Here’s a poem I wrote as the program note for my semi-improvised solo dance performance.
I won the Most Promising Male Dancer award for this 10-minute performance at the FNB Vita Dance Indaba festival in Cape Town.
It’s my humble creative offering from my first year at the Cape Town School of Dance in 1997.
I used music from Vena Cava - a 1993 live performance album by Diamanda Galás (Mute Records).
The concept of Tort grew out of my previous 1996 solo, Variations on a Body: Dance Peace.
Tort came about because I didn’t feel at peace as a dancer in my first year of Dance School. I was going through an identity crisis far from the safety and support of my home and my friends in Durban.
I had just completed an intense Drama degree, which culminated in me writing 5 successfully produced plays in the last five months before graduation. I had thrown myself fully into everything Dramatic for three years. I believed I could be anything: an actor, a physical theater performer, a contemporary dancer, a choreographer, a playwright, a director, a stage manager, and even a stage designer. I grabbed every opportunity I could to seize the day and to do it all. I had even been an usher at the on-campus Elizabeth Sneddon Theater.
I successfully auditioned for the Cape Town School of Dance when Cape Town City Ballet performed in Durban. I was able to attend a company class with these professionals.
So in January 1997 I bought a Bazbus ticket and journeyed for three days from Durban to Cape Town. I was a first year student again. This time I was at one of the top professional dance schools in South Africa. I didn’t know what I was getting myself into, but I trusted my intuition and decided to take the most difficult challenge of starting over again.
After a few months of student life I felt I was contorting my drama body and huge ego into the muscular confines of a dance body.
According to the Enclyclopedia Brittanica, tort derives from the Latin tortum, which means “something twisted, wrung, or crooked.”
Tort was my way of expressing that twisted and wrung feeling I had on stage.
Tort
I dance in fits and starts,
convulsing on the stage.
I contort my empty soul
in time, in space.
It makes no difference
as long as I claim indifference.
I bought these pics from the official event photographer, but I can’t find a record of his name. If you are him or know who the photographer is, please contact me so I can credit you properly here. Thanks again for taking such awesome photos during the performance. You’re amazing!
Here are 9 action shots from my solo:
This award-winning solo was the start of my ‘professional’ dance career on stage. I’m still proud of this milestone achievement over 25 years later. I only wish my mom could have been in the audience to see her son dance his heart out while pushing his body beyond any limits he thought he had.
How about you?
What past milestone achievements are you still proud of today?
Have your limits ever been pushed or redefined as you’ve grown into the amazing person you are today?
TORT
Oh wow...now I wish there was a video!!! Such gorgeous shots, and I FEEL that poem. And yes, we do believe that when we're young, before they get their convincing hooks into us, don't we - that we can be all those things? Thankfully I never stopped. I think that's one of my most cherished milestones. It absolutely has stunted my career and my ability to woo algorithms, this refusal to Specialize, but I do not regret it for a second. Do you know about Emilie Wapnick and multipotentialites?

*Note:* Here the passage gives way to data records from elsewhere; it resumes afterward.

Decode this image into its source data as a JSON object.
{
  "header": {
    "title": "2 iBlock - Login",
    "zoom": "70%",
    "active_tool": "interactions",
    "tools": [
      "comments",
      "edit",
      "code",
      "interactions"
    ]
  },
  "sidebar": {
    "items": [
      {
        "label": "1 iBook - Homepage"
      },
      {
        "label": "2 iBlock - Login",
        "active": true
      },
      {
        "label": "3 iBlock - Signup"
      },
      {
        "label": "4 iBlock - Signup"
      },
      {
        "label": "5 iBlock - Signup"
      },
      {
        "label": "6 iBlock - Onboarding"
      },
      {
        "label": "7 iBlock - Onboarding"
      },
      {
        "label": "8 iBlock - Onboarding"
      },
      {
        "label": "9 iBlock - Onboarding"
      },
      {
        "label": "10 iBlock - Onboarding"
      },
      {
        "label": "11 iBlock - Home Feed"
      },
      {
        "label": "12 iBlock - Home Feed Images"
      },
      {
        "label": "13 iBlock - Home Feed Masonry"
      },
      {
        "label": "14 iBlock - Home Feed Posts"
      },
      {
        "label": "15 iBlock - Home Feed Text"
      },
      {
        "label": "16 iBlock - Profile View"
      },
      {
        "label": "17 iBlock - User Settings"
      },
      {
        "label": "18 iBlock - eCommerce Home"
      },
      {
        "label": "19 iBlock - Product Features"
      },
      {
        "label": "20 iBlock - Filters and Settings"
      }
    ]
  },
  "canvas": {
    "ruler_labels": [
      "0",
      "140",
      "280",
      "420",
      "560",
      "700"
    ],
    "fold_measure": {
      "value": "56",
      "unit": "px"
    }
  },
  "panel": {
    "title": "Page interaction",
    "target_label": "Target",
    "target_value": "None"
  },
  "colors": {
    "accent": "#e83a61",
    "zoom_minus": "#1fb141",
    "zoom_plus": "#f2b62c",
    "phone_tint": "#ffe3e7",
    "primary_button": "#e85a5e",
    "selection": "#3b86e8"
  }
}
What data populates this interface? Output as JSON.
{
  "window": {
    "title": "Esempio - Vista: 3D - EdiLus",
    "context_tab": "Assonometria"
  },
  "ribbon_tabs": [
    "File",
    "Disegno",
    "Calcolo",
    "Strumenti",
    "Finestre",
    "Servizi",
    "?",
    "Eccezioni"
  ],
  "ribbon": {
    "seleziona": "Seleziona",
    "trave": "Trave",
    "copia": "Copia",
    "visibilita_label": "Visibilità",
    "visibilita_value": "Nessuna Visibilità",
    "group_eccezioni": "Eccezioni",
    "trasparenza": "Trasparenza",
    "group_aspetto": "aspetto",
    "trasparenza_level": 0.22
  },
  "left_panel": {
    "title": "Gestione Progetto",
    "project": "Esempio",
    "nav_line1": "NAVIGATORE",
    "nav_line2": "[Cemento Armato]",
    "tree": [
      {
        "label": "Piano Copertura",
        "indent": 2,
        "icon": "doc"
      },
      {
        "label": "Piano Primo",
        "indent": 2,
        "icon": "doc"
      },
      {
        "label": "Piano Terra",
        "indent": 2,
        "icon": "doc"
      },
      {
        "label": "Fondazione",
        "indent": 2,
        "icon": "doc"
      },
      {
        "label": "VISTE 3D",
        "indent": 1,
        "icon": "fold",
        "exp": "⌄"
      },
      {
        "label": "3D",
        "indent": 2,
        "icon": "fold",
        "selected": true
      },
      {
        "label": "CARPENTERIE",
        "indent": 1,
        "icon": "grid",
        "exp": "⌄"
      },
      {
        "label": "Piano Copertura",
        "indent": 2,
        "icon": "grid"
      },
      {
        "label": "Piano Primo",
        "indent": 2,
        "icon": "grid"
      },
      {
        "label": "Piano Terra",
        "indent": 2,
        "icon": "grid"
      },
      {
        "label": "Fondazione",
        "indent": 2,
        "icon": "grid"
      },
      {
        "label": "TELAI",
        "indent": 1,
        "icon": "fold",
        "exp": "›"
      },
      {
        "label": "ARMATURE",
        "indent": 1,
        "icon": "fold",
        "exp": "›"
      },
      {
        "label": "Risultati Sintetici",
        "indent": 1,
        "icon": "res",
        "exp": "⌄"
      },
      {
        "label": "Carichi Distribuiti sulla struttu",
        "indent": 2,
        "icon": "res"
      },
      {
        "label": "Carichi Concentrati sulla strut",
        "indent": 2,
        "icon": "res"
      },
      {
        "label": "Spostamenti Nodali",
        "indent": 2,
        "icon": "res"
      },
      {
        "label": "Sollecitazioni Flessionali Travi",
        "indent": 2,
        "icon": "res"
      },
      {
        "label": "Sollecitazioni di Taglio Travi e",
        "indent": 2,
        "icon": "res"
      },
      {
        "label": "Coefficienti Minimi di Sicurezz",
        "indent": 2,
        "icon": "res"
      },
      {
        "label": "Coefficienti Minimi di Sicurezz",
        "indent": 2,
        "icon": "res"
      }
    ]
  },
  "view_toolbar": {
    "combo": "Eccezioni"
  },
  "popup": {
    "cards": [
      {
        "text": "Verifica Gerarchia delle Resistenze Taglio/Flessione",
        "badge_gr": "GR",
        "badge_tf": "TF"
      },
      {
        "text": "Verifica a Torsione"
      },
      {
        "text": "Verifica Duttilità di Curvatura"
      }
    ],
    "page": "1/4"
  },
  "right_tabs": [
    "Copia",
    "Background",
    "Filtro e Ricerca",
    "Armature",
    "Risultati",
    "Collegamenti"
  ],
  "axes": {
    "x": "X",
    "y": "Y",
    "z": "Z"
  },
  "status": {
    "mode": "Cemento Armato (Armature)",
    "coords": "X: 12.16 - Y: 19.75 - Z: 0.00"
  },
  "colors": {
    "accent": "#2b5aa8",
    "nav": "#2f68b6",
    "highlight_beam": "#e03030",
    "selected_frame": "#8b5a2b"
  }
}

My biggest milestones...hmmm...Valedictorian is an obvious one. Finishing my first novel and being published in an anthology at 17. Successfully replying, "Watch me," to my doctors' prognosis that I'd never be a professional dancer again after being rammed by a drunk driver, and then hammering the point home by hop-skipping onto the international stage instead. Then just grinding notions like that into dust by becoming a blackbelt. That tiny stint of time I was agented and working through a revision for a Big 5 editor (before acquiring brain injury #2 and the year of chronic seizures it gave me). Realizing that the world of traditional publishing and my TBIs are not happy playmates, yet obsessively continuing to regurgitate novel series, even though I have no idea what to do with them. Probably the biggest ones are, after all the injuries, all the abuses experienced by a clueless neurodivergent who had no idea what that is or why she couldn't figure out this Peopleing Thing, and 4 brain traumas, I'm still capable of doing amazing things, and--most importantly--I still haven't lost my sense of wonder.
Oh. And I am capable of belching "Luke, I am your fahhhthah," sometimes even without drinking a Coke. I know. You needed to know that. Off to cook dinner and dance in the kitchen. Then probably in the studio later.
What are you dancing to today? If you use Notes, tag me! (Can we tag each other here?)